I SAT UP AGAINST the head of the bed while Bonnie lay curled toward me. We weren’t touching.
“Is she really dead?” Bonnie asked.
I didn’t answer her.
“I couldn’t go to sleep for thinking about it. I was afraid for her. I was afraid something would happen while I was gone.”
“You thought Holland or Roman would do something?” I asked.
Bonnie sat up and looked me in the eye. “Tell me what happened,” she said.
I told almost all of it. Not the lovemaking, I was shy about that, but I told her about meeting Idabell and taking her to Bonnie’s street. I told her what we talked about and about the man running through the rain. I told her about the park and Pharaoh’s cries.
“She deserved better,” Bonnie said.
“I know.”
She looked at me as closely as Sanchez had. And when I said my last words she nodded and allowed her eyes to fill with tears. Her intuition told her that I was telling the truth.

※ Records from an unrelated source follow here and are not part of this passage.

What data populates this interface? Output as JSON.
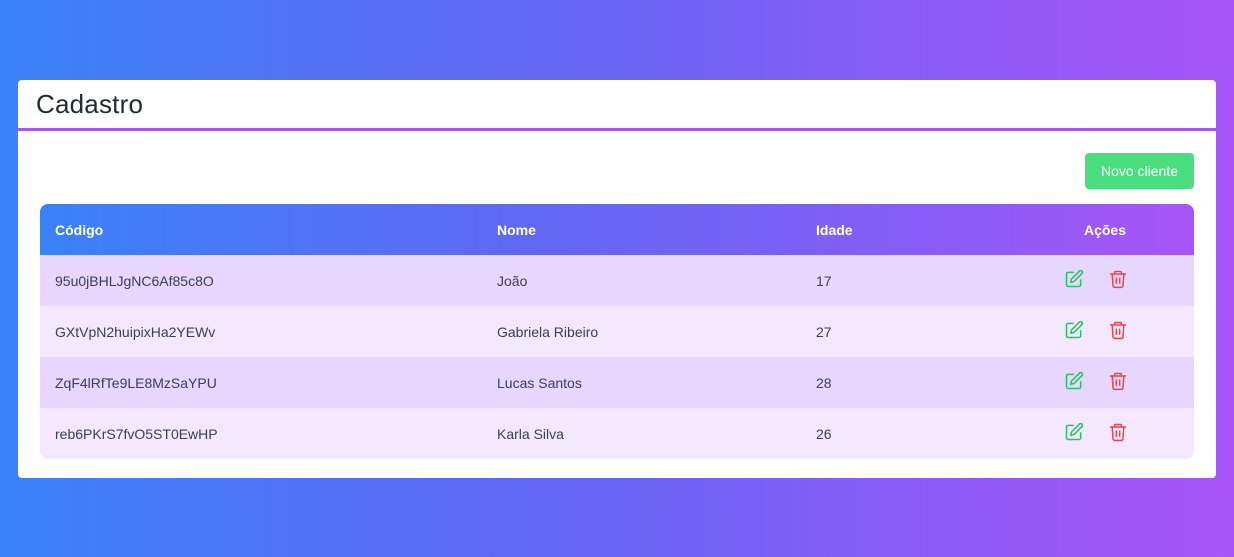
{
  "page": {
    "title": "Cadastro"
  },
  "toolbar": {
    "new_client_label": "Novo cliente"
  },
  "table": {
    "headers": {
      "codigo": "Código",
      "nome": "Nome",
      "idade": "Idade",
      "acoes": "Ações"
    },
    "rows": [
      {
        "codigo": "95u0jBHLJgNC6Af85c8O",
        "nome": "João",
        "idade": "17"
      },
      {
        "codigo": "GXtVpN2huipixHa2YEWv",
        "nome": "Gabriela Ribeiro",
        "idade": "27"
      },
      {
        "codigo": "ZqF4lRfTe9LE8MzSaYPU",
        "nome": "Lucas Santos",
        "idade": "28"
      },
      {
        "codigo": "reb6PKrS7fvO5ST0EwHP",
        "nome": "Karla Silva",
        "idade": "26"
      }
    ]
  },
  "icons": {
    "edit": "edit-icon",
    "delete": "trash-icon"
  },
  "colors": {
    "accent": "#a855f7",
    "new_button": "#4ade80",
    "edit_icon": "#22c55e",
    "delete_icon": "#ef4444"
  }
}
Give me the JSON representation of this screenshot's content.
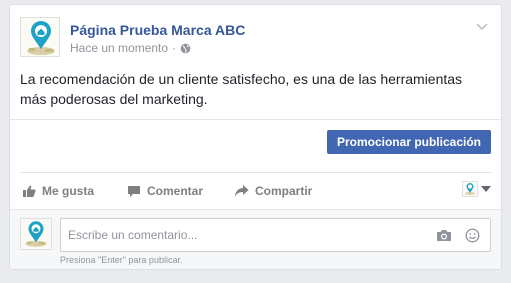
{
  "post": {
    "page_name": "Página Prueba Marca ABC",
    "timestamp": "Hace un momento",
    "separator": "·",
    "privacy_icon": "globe-icon",
    "text": "La recomendación de un cliente satisfecho, es una de las herramientas más poderosas del marketing.",
    "promote_label": "Promocionar publicación"
  },
  "actions": {
    "like_label": "Me gusta",
    "comment_label": "Comentar",
    "share_label": "Compartir"
  },
  "comment_box": {
    "placeholder": "Escribe un comentario...",
    "hint": "Presiona \"Enter\" para publicar."
  },
  "colors": {
    "page_name": "#365899",
    "promote_button": "#4267b2",
    "avatar_pin": "#1fa3c4",
    "text": "#1d2129",
    "muted": "#90949c"
  }
}
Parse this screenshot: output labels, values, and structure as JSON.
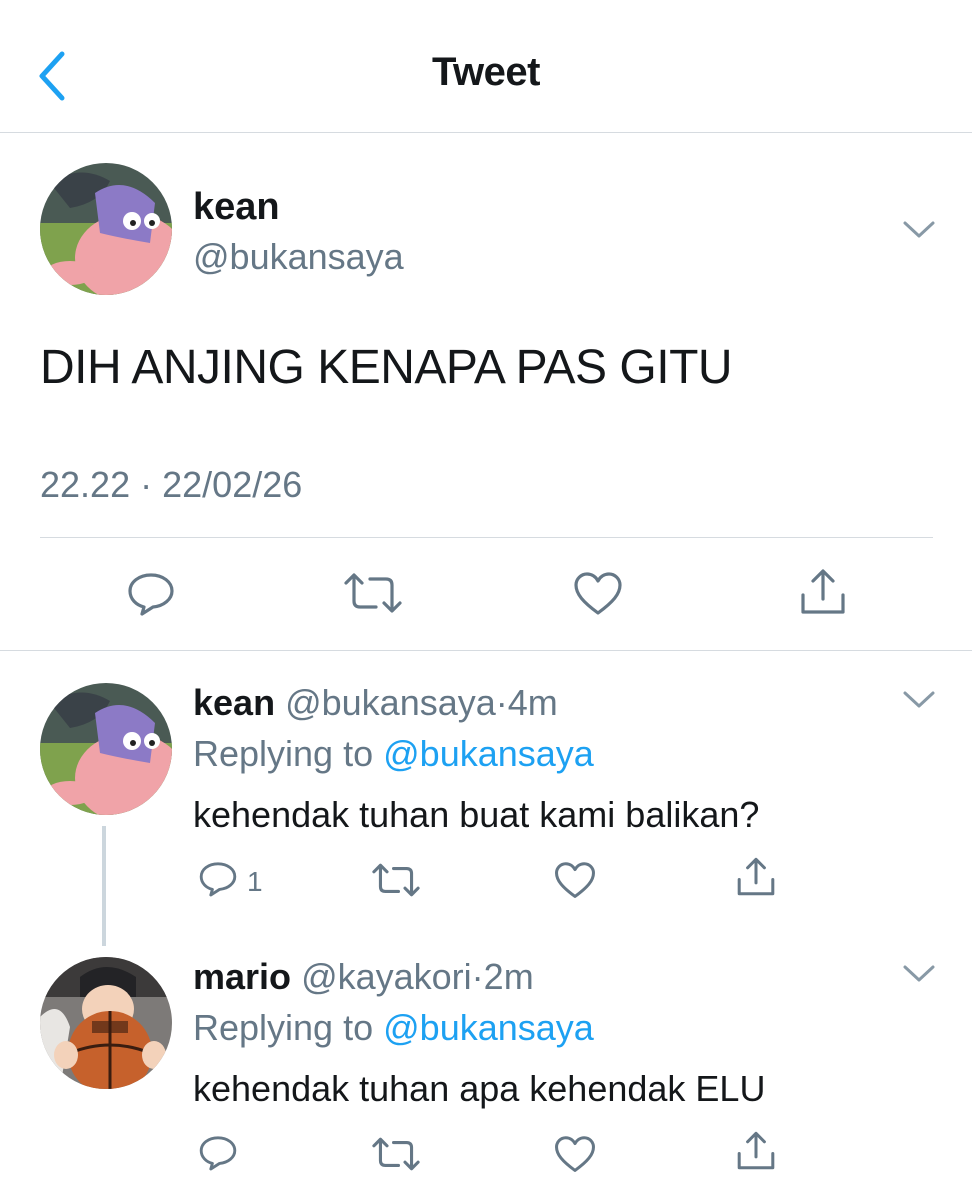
{
  "header": {
    "title": "Tweet"
  },
  "main_tweet": {
    "name": "kean",
    "handle": "@bukansaya",
    "text": "DIH ANJING KENAPA PAS GITU",
    "time": "22.22",
    "separator": "·",
    "date": "22/02/26"
  },
  "replies": [
    {
      "name": "kean",
      "handle": "@bukansaya",
      "separator": "·",
      "age": "4m",
      "replying_prefix": "Replying to",
      "replying_to": "@bukansaya",
      "text": "kehendak tuhan buat kami balikan?",
      "reply_count": "1"
    },
    {
      "name": "mario",
      "handle": "@kayakori",
      "separator": "·",
      "age": "2m",
      "replying_prefix": "Replying to",
      "replying_to": "@bukansaya",
      "text": "kehendak tuhan apa kehendak ELU",
      "reply_count": ""
    }
  ],
  "colors": {
    "accent": "#1da1f2",
    "muted": "#657786",
    "text": "#14171a",
    "divider": "#d6dbe0"
  },
  "icons": [
    "back-chevron-icon",
    "chevron-down-icon",
    "reply-icon",
    "retweet-icon",
    "like-icon",
    "share-icon"
  ]
}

I’d never felt closer to another soul.
BONNIE LAY ON HER SIDE, facing me, a peaceful look on her sleeping face. I wanted to touch her, to run my hand down the curve of her breast. But instead I stayed on my back with my hands behind my head.
Most people say that a man loses his rational abilities when he gets sexually aroused. I’ve often found the opposite to be true. My mind is sometimes clearest when there’s no doubt about how I’m feeling.
The tiles began to fall together in my mind. The characters of my little play, living and dead, picked up their parts and rehearsed their lines. I started with a happy ending and then worked backwards from there.
“MR. RAWLINS?” I was down in Louisiana again working my hoe on a row of snap beans. “Mr. Rawlins?”
Bonnie was standing over me but she wasn’t looking at my face.
My hand was down over my crotch.
“It’s noon, Mr. Rawlins.”
“Easy.”
“What?”
“That’s my name. Call me Easy.”
She had a nice smile. “You should get up.”
CHAPTER 30
THERE WERE BUTTER-GRILLED ham and cheese sandwiches and lemonade, made from the lemons in my yard, waiting on the kitchen table. A raven was stalking around outside the back window, searching the lawn for seed.